Por ser noite quente, muitos convidados aproveitavam o ambiente fora do salão, onde tomavam o ar fresco da noite. Casais apaixonados esgueiravam-se pelos cantos em furtivas demonstrações de amor enquanto se deleitavam com o brilho das estrelas ou a beleza das plantas bem cuidadas do jardim. Os corações que ainda não se viam arrebatados pela paixão, tinham grandes chances de quedar-se ao sentimento naquela noite - dadas as condições favoráveis para um romance.

Os bailes de senhora Úrsula eram eventos muito ilustres, reconhecidos em toda a região e até mesmo na corte. Também pudera, pois a comida era sempre saborosa, impecável e servida em abundância, assim como as bebidas. A decoração nunca se repetia, pois a sinhá era caprichosa e colocava as pobres mucamas cansadas com suas exigências e mimos de aristocrata. As miseráveis mulheres e crianças faziam um trabalho tão perfeito, que ao fim de toda festa, Úrsula Firmosa se via coberta de elogios.

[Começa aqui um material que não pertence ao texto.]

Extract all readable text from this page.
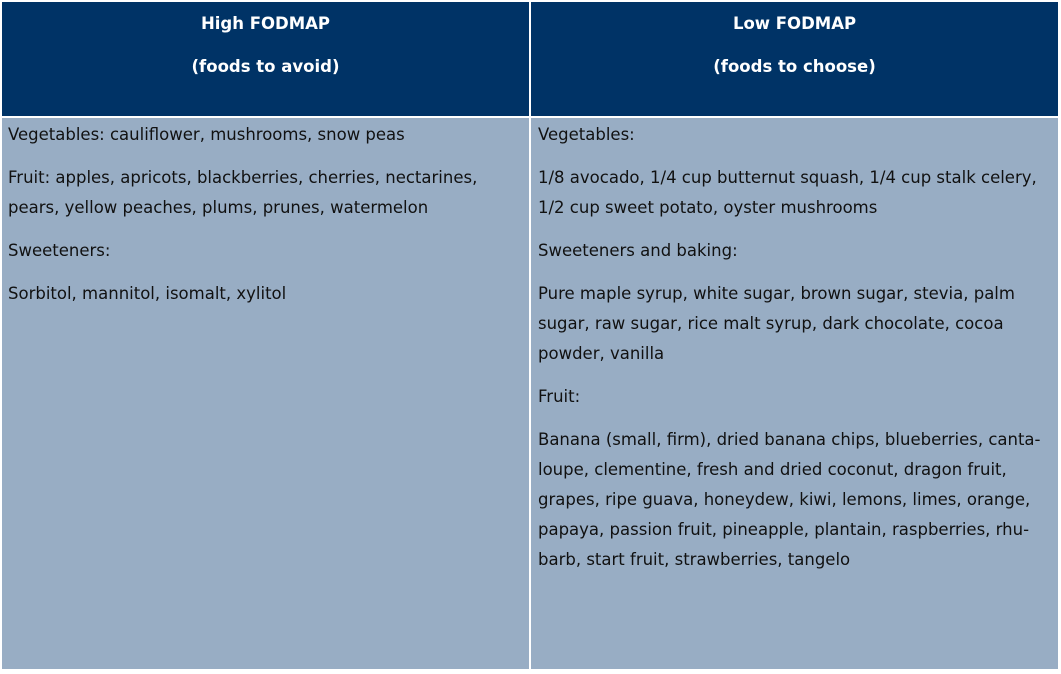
High FODMAP
(foods to avoid)
Low FODMAP
(foods to choose)

Vegetables: cauliflower, mushrooms, snow peas

Fruit: apples, apricots, blackberries, cherries, nectarines, pears, yellow peaches, plums, prunes, watermelon

Sweeteners:

Sorbitol, mannitol, isomalt, xylitol

Vegetables:

1/8 avocado, 1/4 cup butternut squash, 1/4 cup stalk celery, 1/2 cup sweet potato, oyster mushrooms

Sweeteners and baking:

Pure maple syrup, white sugar, brown sugar, stevia, palm sugar, raw sugar, rice malt syrup, dark chocolate, cocoa powder, vanilla

Fruit:

Banana (small, firm), dried banana chips, blueberries, canta-loupe, clementine, fresh and dried coconut, dragon fruit, grapes, ripe guava, honeydew, kiwi, lemons, limes, orange, papaya, passion fruit, pineapple, plantain, raspberries, rhu-barb, start fruit, strawberries, tangelo
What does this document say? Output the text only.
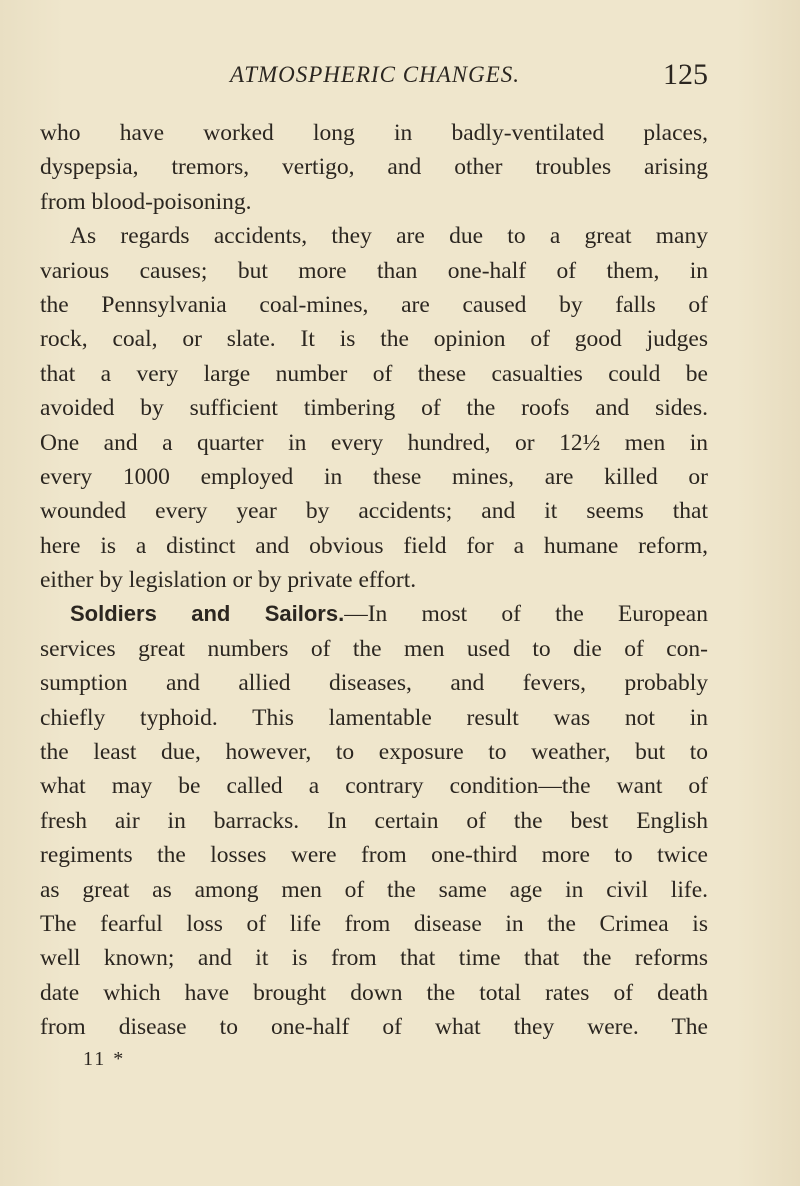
ATMOSPHERIC CHANGES.	125
who have worked long in badly-ventilated places,
dyspepsia, tremors, vertigo, and other troubles arising
from blood-poisoning.
As regards accidents, they are due to a great many
various causes; but more than one-half of them, in
the Pennsylvania coal-mines, are caused by falls of
rock, coal, or slate. It is the opinion of good judges
that a very large number of these casualties could be
avoided by sufficient timbering of the roofs and sides.
One and a quarter in every hundred, or 12½ men in
every 1000 employed in these mines, are killed or
wounded every year by accidents; and it seems that
here is a distinct and obvious field for a humane reform,
either by legislation or by private effort.
Soldiers and Sailors.—In most of the European
services great numbers of the men used to die of con-
sumption and allied diseases, and fevers, probably
chiefly typhoid. This lamentable result was not in
the least due, however, to exposure to weather, but to
what may be called a contrary condition—the want of
fresh air in barracks. In certain of the best English
regiments the losses were from one-third more to twice
as great as among men of the same age in civil life.
The fearful loss of life from disease in the Crimea is
well known; and it is from that time that the reforms
date which have brought down the total rates of death
from disease to one-half of what they were. The
11 *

A questão é que Úrsula vinha de uma longa e rara linhagem de duques e duquesas brasileiros. E a mulher fazia por onde ser aclamada entre o mais alto círculo social, formado exclusivamente por seus semelhantes. Sua fama era tamanha, que até mesmo membros de casas nobres européias davam o ar da graça em suas residências. Algo que só podia ser visto com frequência em eventos do Imperador.

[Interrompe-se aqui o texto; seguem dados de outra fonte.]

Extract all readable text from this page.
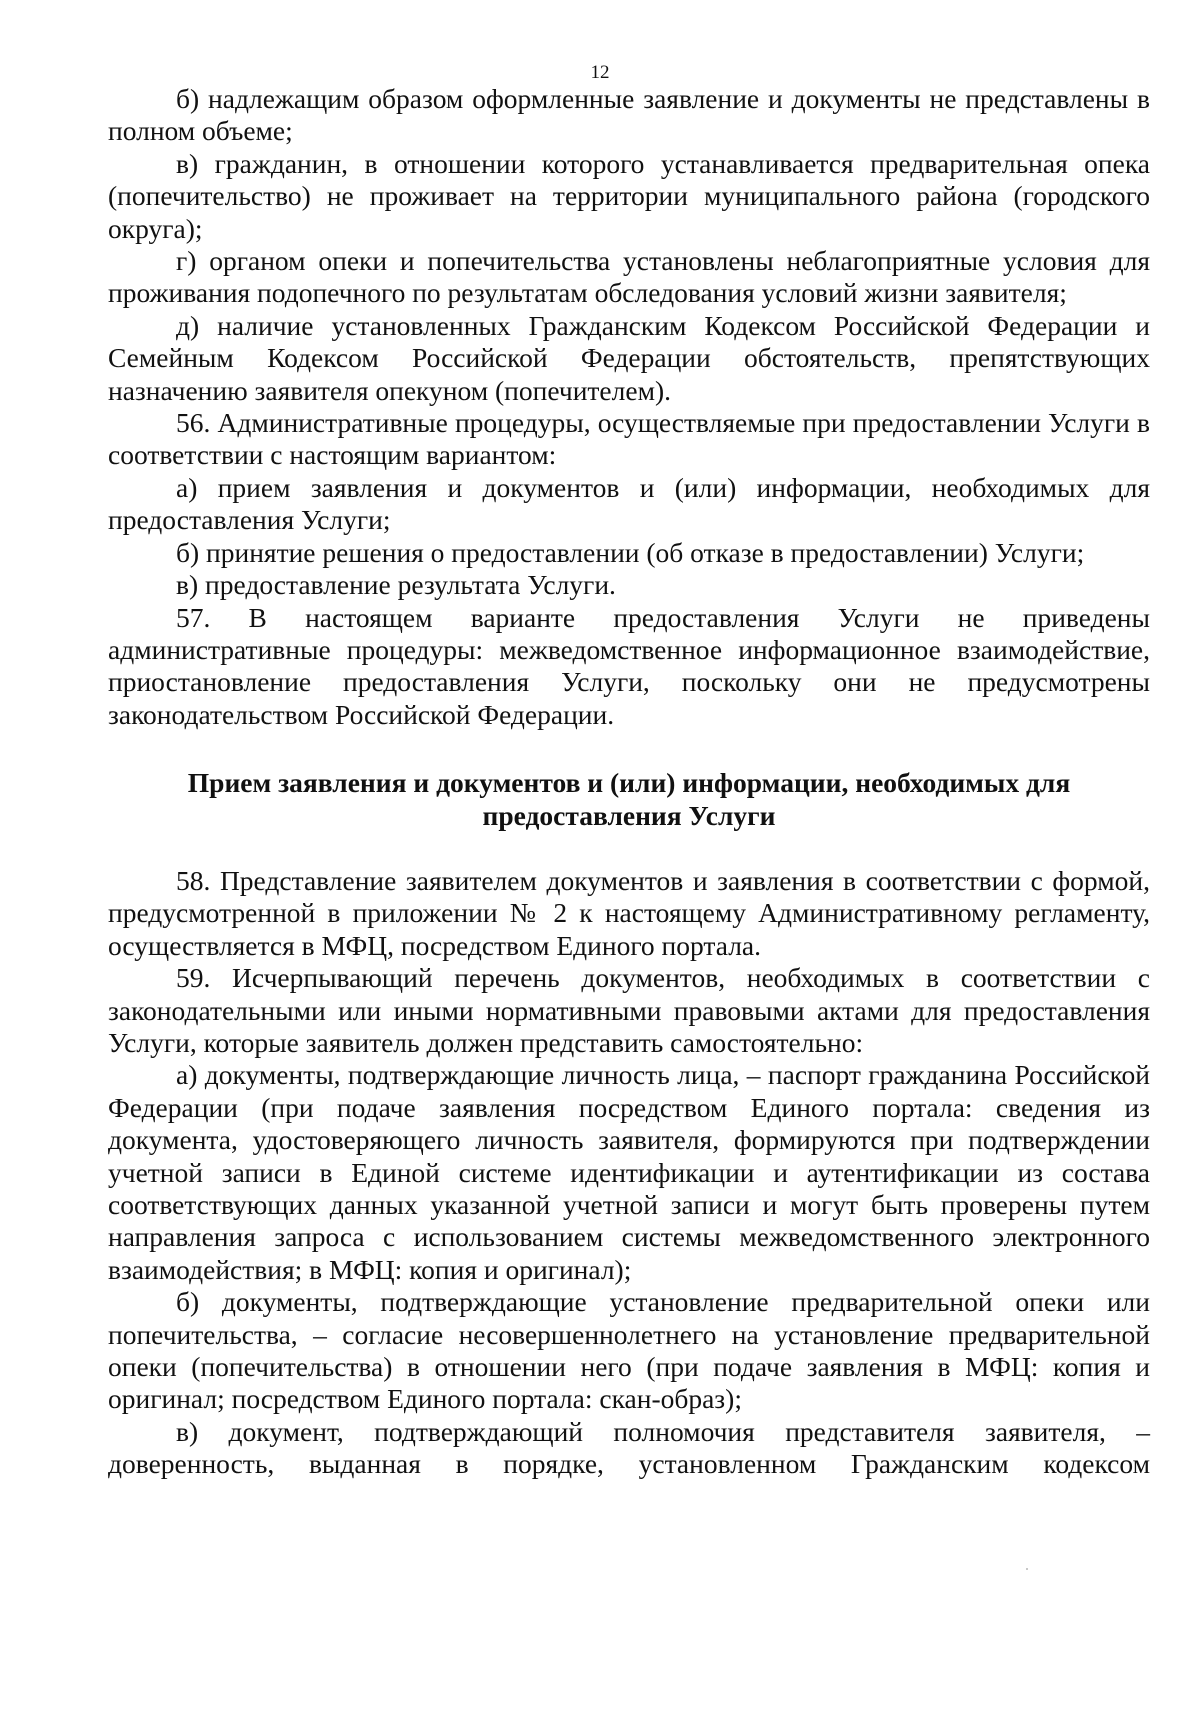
12

б) надлежащим образом оформленные заявление и документы не представлены в полном объеме;

в) гражданин, в отношении которого устанавливается предварительная опека (попечительство) не проживает на территории муниципального района (городского округа);

г) органом опеки и попечительства установлены неблагоприятные условия для проживания подопечного по результатам обследования условий жизни заявителя;

д) наличие установленных Гражданским Кодексом Российской Федерации и Семейным Кодексом Российской Федерации обстоятельств, препятствующих назначению заявителя опекуном (попечителем).

56. Административные процедуры, осуществляемые при предоставлении Услуги в соответствии с настоящим вариантом:

а) прием заявления и документов и (или) информации, необходимых для предоставления Услуги;

б) принятие решения о предоставлении (об отказе в предоставлении) Услуги;

в) предоставление результата Услуги.

57. В настоящем варианте предоставления Услуги не приведены административные процедуры: межведомственное информационное взаимодействие, приостановление предоставления Услуги, поскольку они не предусмотрены законодательством Российской Федерации.

Прием заявления и документов и (или) информации, необходимых для
предоставления Услуги

58. Представление заявителем документов и заявления в соответствии с формой, предусмотренной в приложении № 2 к настоящему Административному регламенту, осуществляется в МФЦ, посредством Единого портала.

59. Исчерпывающий перечень документов, необходимых в соответствии с законодательными или иными нормативными правовыми актами для предоставления Услуги, которые заявитель должен представить самостоятельно:

а) документы, подтверждающие личность лица, – паспорт гражданина Российской Федерации (при подаче заявления посредством Единого портала: сведения из документа, удостоверяющего личность заявителя, формируются при подтверждении учетной записи в Единой системе идентификации и аутентификации из состава соответствующих данных указанной учетной записи и могут быть проверены путем направления запроса с использованием системы межведомственного электронного взаимодействия; в МФЦ: копия и оригинал);

б) документы, подтверждающие установление предварительной опеки или попечительства, – согласие несовершеннолетнего на установление предварительной опеки (попечительства) в отношении него (при подаче заявления в МФЦ: копия и оригинал; посредством Единого портала: скан-образ);

в) документ, подтверждающий полномочия представителя заявителя, – доверенность, выданная в порядке, установленном Гражданским кодексом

O duque era um homem gentil, dentro das possibilidades da epoca e de seu título. Muito dado à diplomacia e às suas ocupações obrigatórias inerentes ao cargo que ocupava.

Naquela noite junina de mil oitocentos e trinta, os duques recebiam nada menos que cento e cinquenta e cinco convidados. Todos arrumados com muito esmero a fim de apresentar suas figuras com todo o garbo e elegância. Os esforços não foram vãos. Via-se que das mais jovens às mais velhas damas, todas usavam as melhores vestes que podiam comprar e que a imaginação fora capaz de conceber. Os cavalheiros, trajados em gala, mostravam-se muito alinhados, com os cabelos recém aparados, penteados e lustrosos.

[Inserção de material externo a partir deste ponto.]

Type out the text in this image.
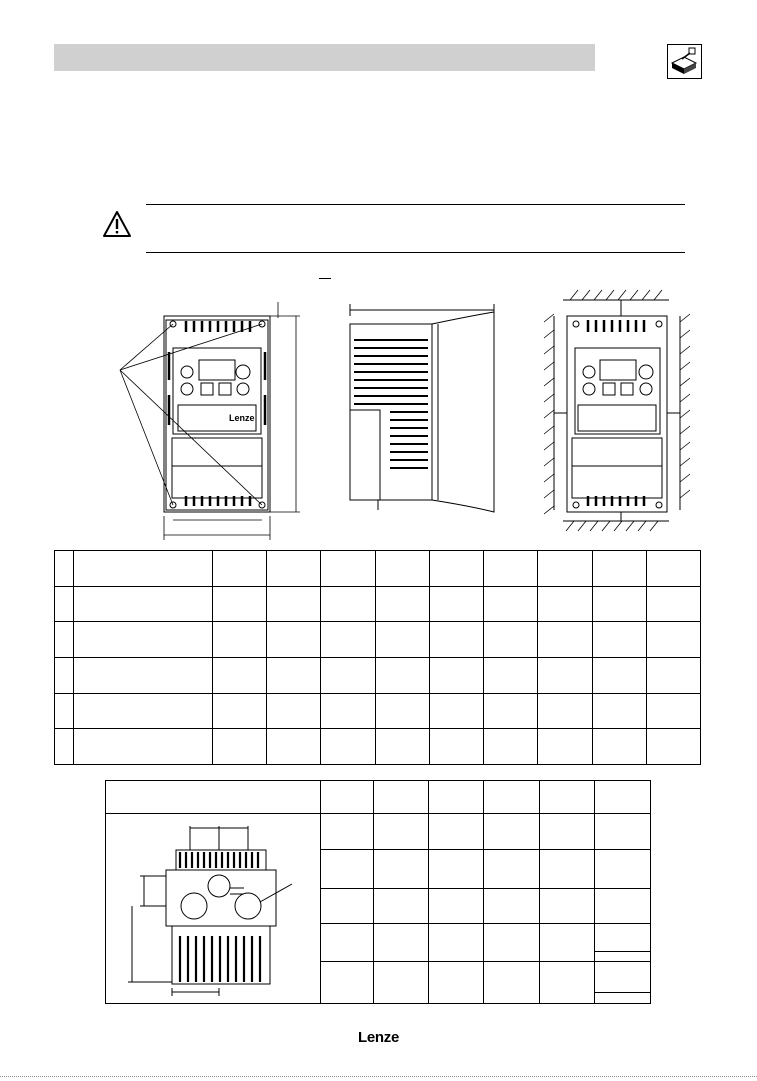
Lenze

Lenze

Talvez houvesse um bêbado ou dois que não estivessem tão elegantes assim, mas esses só seriam comentados com discrição, apesar de amiúde.

Inserida neste ambiente encontrava-se senhorita Sorte. A jovem observava os casais que rodopiavam no centro do salão. Enquanto isso, sua amiga Ofélia buscava uma bebida. O conde, irmão de Sorte, insistira no argumento de que a presença dela era importante no evento, afinal, a jovem deveria ser vista pela sociedade para que negociassem um bom casamento.

A verdade é que ela não tinha pretensão de casar, mas isso era algo que jamais poderia dizer em alto e bom tom sem ser acusada de negligência com o bom nome da família. E verdade maior era que o irmão não tinha muito interesse em casá-la, entretanto tentava não transparecer.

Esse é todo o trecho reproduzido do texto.